Tourette syndrome and comorbid early-onset schizophrenia

Department of Neuroscience, University of North Dakota School of Medicine and Health Sciences, Grand Forks, ND 58202-9037, USA.
Journal of psychosomatic research (Impact Factor: 2.84). 12/2009; 67(6):515-23. DOI: 10.1016/j.jpsychores.2009.08.002
Source: PubMed

ABSTRACT A study of the shared phenomenology between Tourette syndrome (TS) and schizophrenia.
An illustrative case report is presented. We used a chart review of 399 clinically ascertained patients with TS to identify 10 cases meeting criteria for schizophrenia. From our 10 patients, salient clinical characteristics were then tabulated. We then extracted similar clinical characteristics from a previously published series of patients with comorbid TS and schizophrenia in order to combine cases and allow for a comparison between childhood-onset schizophrenia (COS), adolescent-onset schizophrenia (AdolOS), and adult-onset schizophrenia (AduOS) cases in these groups.
We found 10 cases of schizophrenia (all were males) in the 399 TS patients for a prevalence rate of 2.5% (95% CI 0.96-4.04). Mean age of tic onset for TS diagnostic criteria ranged from 2-14 years with a mean of 8.2 years. The mean age of diagnosis for schizophrenia was 14.2 (range 9-23 years). We found six cases of schizophrenia with onset of positive psychotic symptoms by 13 years of age, two cases with onset after 13 years of age and before 18 years of age, and two cases with onset after 18 years of age. Attention deficit hyperactivity disorder was present at a higher rate (70%) than one would expect in a clinically ascertained group of patients with TS. Comparison between COS, AdolOS and AduOS in our pooled cases noted a sex bias skewed toward males. Catatonic symptoms may be more likely in child or adolescent onset cases and negative symptoms more likely in AduOS cases.

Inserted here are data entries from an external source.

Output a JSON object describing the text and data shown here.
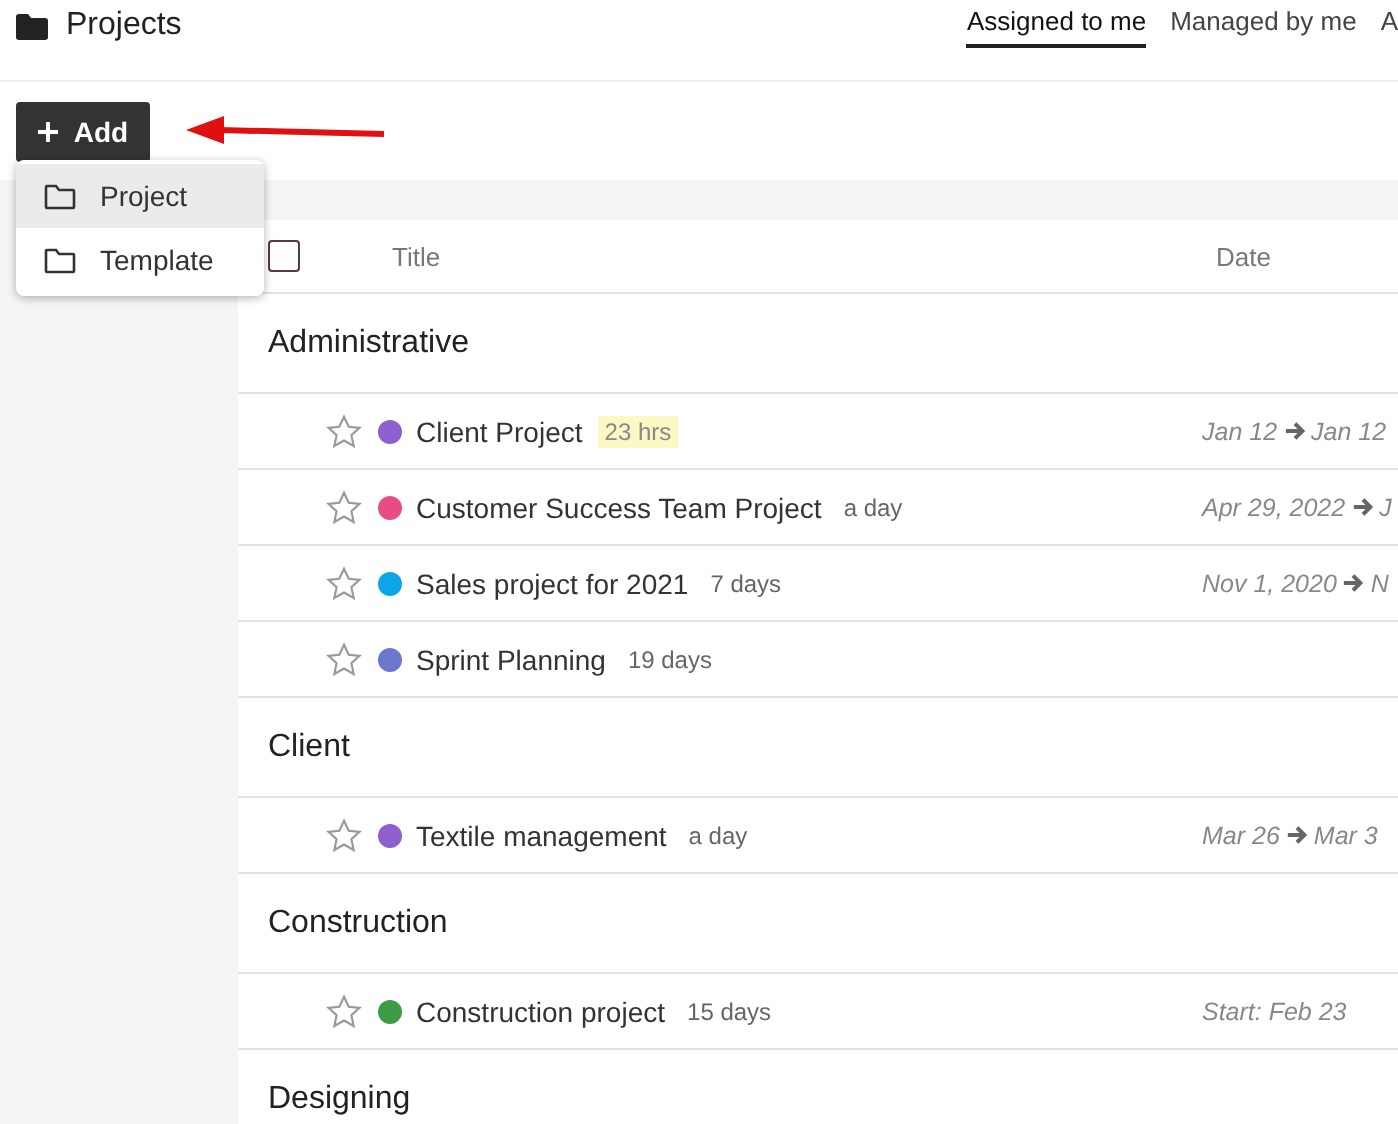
{
  "header": {
    "title": "Projects"
  },
  "tabs": [
    {
      "label": "Assigned to me",
      "selected": true
    },
    {
      "label": "Managed by me",
      "selected": false
    },
    {
      "label": "A",
      "selected": false
    }
  ],
  "add_button": {
    "label": "Add"
  },
  "add_menu": [
    {
      "label": "Project",
      "selected": true
    },
    {
      "label": "Template",
      "selected": false
    }
  ],
  "table": {
    "select_all": {
      "checked": false
    },
    "columns": [
      "Title",
      "Date"
    ],
    "groups": [
      {
        "name": "Administrative",
        "rows": [
          {
            "title": "Client Project",
            "age": "23 hrs",
            "age_highlight": true,
            "color": "#8e5fcf",
            "starred": false,
            "date_start": "Jan 12",
            "date_end": "Jan 12"
          },
          {
            "title": "Customer Success Team Project",
            "age": "a day",
            "age_highlight": false,
            "color": "#e94c84",
            "starred": false,
            "date_start": "Apr 29, 2022",
            "date_end": "J"
          },
          {
            "title": "Sales project for 2021",
            "age": "7 days",
            "age_highlight": false,
            "color": "#0ba5e9",
            "starred": false,
            "date_start": "Nov 1, 2020",
            "date_end": "N"
          },
          {
            "title": "Sprint Planning",
            "age": "19 days",
            "age_highlight": false,
            "color": "#6a77cc",
            "starred": false
          }
        ]
      },
      {
        "name": "Client",
        "rows": [
          {
            "title": "Textile management",
            "age": "a day",
            "age_highlight": false,
            "color": "#8e5fcf",
            "starred": false,
            "date_start": "Mar 26",
            "date_end": "Mar 3"
          }
        ]
      },
      {
        "name": "Construction",
        "rows": [
          {
            "title": "Construction project",
            "age": "15 days",
            "age_highlight": false,
            "color": "#3d9a45",
            "starred": false,
            "date_start": "Start: Feb 23"
          }
        ]
      },
      {
        "name": "Designing"
      }
    ]
  }
}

The 2.5% prevalence of schizophrenia in our TS sample exceeds the 1% expected rate of schizophrenia in the general population (chi-square=9.14; P=.0025). The six cases of COS (before 13 years of age) exceeds the expected rate of 1-2 per 100,000 (chi-square=4499; P=.0001). The 752-fold increase in observed rates of comorbid TS and COS over expected rates suggests a role for unknown common underlying etiologic factors. Based on clinical features, patients with TS and comorbid COS, AdolOS, or AduOS do not have different conditions. We conclude with suggestions for further research.